MAT100 Final Exam Questions, Fall 2016

Exam time: 180 minutes.

Work must be done without the aid of a book, class notes, calculator, cell phone, headphones or any other electronic device.

1) Evaluate each of the following:

• $\log_5\frac{1}{125}$,
• $\ln(e^3 \cdot \sqrt{e})$,
• $\sin\left(\frac{4\pi}{3}\right)$,
• $\arccos\left(\frac{\sqrt{3}}{2}\right)$,
• $\sin(\arctan(3))$,
• $\cos(\pi - t)$ if $t\in \left(0,\frac{\pi}{2}\right)$ and $\cos(t) = \frac{1}{5}$,
• $\sin(2 t)$ if $t \in \left(0,\frac{\pi}{2}\right)$ and $\sin(t) = \frac{1}{3}$.
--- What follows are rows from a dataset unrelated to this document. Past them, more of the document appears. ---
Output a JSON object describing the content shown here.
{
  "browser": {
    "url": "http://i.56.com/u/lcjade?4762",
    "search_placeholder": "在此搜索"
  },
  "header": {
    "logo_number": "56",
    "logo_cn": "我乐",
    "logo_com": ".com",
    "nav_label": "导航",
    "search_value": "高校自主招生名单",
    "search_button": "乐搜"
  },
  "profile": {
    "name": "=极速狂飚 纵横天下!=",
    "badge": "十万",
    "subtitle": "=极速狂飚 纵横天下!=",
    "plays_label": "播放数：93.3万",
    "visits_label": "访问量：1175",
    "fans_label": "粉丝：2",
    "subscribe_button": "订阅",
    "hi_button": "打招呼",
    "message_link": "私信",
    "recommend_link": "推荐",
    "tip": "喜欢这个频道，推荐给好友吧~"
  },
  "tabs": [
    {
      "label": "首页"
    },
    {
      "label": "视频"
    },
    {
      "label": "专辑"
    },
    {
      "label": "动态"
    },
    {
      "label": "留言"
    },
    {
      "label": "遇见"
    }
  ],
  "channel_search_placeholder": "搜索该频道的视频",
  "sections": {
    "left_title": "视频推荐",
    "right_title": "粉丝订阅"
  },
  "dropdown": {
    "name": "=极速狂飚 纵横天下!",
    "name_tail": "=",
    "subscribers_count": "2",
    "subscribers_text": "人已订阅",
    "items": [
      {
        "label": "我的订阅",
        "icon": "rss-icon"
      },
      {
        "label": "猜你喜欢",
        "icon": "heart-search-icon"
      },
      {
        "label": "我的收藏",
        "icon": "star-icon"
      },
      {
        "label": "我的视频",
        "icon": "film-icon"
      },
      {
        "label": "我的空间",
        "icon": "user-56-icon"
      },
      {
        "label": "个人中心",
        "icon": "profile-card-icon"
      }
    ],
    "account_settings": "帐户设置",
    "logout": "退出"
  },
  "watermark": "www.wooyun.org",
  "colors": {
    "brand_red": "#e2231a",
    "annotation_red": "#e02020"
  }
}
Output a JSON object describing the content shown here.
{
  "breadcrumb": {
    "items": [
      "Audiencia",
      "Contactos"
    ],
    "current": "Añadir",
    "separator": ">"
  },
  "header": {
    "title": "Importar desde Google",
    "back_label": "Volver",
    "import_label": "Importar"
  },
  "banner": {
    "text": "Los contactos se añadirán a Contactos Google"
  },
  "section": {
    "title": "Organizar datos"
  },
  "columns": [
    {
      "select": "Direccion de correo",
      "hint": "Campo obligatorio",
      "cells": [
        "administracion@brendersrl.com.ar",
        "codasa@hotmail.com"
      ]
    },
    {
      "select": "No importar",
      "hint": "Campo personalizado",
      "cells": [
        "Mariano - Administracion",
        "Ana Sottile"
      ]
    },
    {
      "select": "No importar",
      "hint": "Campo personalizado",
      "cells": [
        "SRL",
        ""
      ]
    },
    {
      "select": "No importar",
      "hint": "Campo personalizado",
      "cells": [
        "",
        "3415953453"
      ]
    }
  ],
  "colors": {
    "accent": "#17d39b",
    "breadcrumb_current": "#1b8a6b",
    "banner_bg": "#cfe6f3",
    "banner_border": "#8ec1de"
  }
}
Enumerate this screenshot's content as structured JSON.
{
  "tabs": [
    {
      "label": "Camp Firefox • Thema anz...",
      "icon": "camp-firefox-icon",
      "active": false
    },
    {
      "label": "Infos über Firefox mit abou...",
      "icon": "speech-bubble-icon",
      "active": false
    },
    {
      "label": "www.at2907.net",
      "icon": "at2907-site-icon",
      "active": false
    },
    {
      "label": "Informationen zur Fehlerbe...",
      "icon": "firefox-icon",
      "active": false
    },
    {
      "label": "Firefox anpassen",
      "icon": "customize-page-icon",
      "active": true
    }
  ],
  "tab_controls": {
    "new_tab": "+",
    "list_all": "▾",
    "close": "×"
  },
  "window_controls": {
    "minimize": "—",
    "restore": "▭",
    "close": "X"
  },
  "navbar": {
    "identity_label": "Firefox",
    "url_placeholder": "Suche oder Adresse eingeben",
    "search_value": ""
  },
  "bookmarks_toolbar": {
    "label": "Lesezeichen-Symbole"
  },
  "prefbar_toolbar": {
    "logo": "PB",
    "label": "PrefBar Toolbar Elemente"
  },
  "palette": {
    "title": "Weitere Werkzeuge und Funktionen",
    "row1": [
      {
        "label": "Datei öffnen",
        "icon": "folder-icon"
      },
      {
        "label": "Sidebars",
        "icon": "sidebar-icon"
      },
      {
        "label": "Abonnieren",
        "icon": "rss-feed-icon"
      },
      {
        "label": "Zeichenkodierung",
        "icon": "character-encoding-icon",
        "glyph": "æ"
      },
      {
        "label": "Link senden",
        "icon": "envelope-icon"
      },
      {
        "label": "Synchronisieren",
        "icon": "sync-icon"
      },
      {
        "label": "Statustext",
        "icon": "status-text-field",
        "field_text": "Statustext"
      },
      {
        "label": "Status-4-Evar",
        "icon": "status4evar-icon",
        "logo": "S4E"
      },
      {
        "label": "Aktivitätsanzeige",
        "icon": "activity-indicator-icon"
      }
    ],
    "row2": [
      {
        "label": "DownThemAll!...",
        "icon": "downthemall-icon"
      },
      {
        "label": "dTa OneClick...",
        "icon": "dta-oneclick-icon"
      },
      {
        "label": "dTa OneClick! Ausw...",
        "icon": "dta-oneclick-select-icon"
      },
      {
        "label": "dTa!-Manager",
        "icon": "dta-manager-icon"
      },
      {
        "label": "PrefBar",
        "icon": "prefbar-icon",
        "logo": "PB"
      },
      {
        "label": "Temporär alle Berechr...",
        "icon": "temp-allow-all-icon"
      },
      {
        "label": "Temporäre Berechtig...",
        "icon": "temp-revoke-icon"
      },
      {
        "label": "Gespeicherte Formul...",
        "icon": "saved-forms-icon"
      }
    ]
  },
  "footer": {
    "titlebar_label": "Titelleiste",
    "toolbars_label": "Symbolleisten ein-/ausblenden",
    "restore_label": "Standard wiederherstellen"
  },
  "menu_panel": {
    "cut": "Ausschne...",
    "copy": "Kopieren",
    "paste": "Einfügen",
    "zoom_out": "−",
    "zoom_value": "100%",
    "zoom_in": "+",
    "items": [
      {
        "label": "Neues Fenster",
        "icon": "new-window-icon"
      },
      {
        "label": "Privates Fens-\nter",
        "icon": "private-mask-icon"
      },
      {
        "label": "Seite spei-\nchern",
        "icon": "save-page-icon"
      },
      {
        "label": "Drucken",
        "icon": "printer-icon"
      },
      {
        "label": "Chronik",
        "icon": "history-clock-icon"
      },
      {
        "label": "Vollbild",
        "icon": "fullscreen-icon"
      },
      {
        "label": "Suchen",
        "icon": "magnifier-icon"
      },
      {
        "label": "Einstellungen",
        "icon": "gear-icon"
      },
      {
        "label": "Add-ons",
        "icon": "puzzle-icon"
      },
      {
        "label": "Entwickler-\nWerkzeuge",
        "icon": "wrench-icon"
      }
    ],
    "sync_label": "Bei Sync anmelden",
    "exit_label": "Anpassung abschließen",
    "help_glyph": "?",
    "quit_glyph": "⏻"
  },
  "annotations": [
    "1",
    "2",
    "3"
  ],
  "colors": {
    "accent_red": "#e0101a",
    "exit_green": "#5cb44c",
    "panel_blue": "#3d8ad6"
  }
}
2) Sketch the graph of $f(x) = - x^2 + 6 x - 7$. Clearly mark the vertex and $x$-intercepts.

3) For $\displaystyle f(x) = \frac{12 - 3x}{x+2}$:

• Sketch the graph $y=f(x)$. Clearly mark all asymptotes and intercepts.
• Find the formula for the function $f^{-1}$.
• Find the domain and range of $f^{-1}$.

4) For $f(x) = -2^{x+3} + 4$:

• Explain how the graph of $f(x)$ can be obtained from the graph of the function $g(x) = 2^x$. Clearly mark the order of operations.
• Sketch the graph of $f(x)$. Clearly mark all asymptotes and intercepts.
• Find algebraically the formula for the function $f^{-1}$.
• Sketch the graph of $f^{-1}$. Clearly mark all asymptotes and intercepts.

5) For $g(x) = \tan\left(x + \frac{\pi}{4}\right)$:

• Sketch the graph of $g(x)$ on the interval $[-2\pi, 2\pi]$. Clearly mark all asymptotes and intercepts.
• Determine if $f$ is even/odd/neither.
• Determine if $f$ is periodic and if so, find the period.
• For what $x$ in $[-2\pi,2\pi]$ is $\displaystyle \left| \tan\left(x + \frac{\pi}{4}\right)\right| \leq 1$.

6) Suppose a radioactive isotope is such that at 1pm its mass was 8 grams and at 3pm its mass was 0.125 grams. What was the mass of the isotope at 1:10pm? Simplify your answer.

7) Solve for $x$: $\displaystyle \log_2(x+2) + \log_2(x-1) = 1$.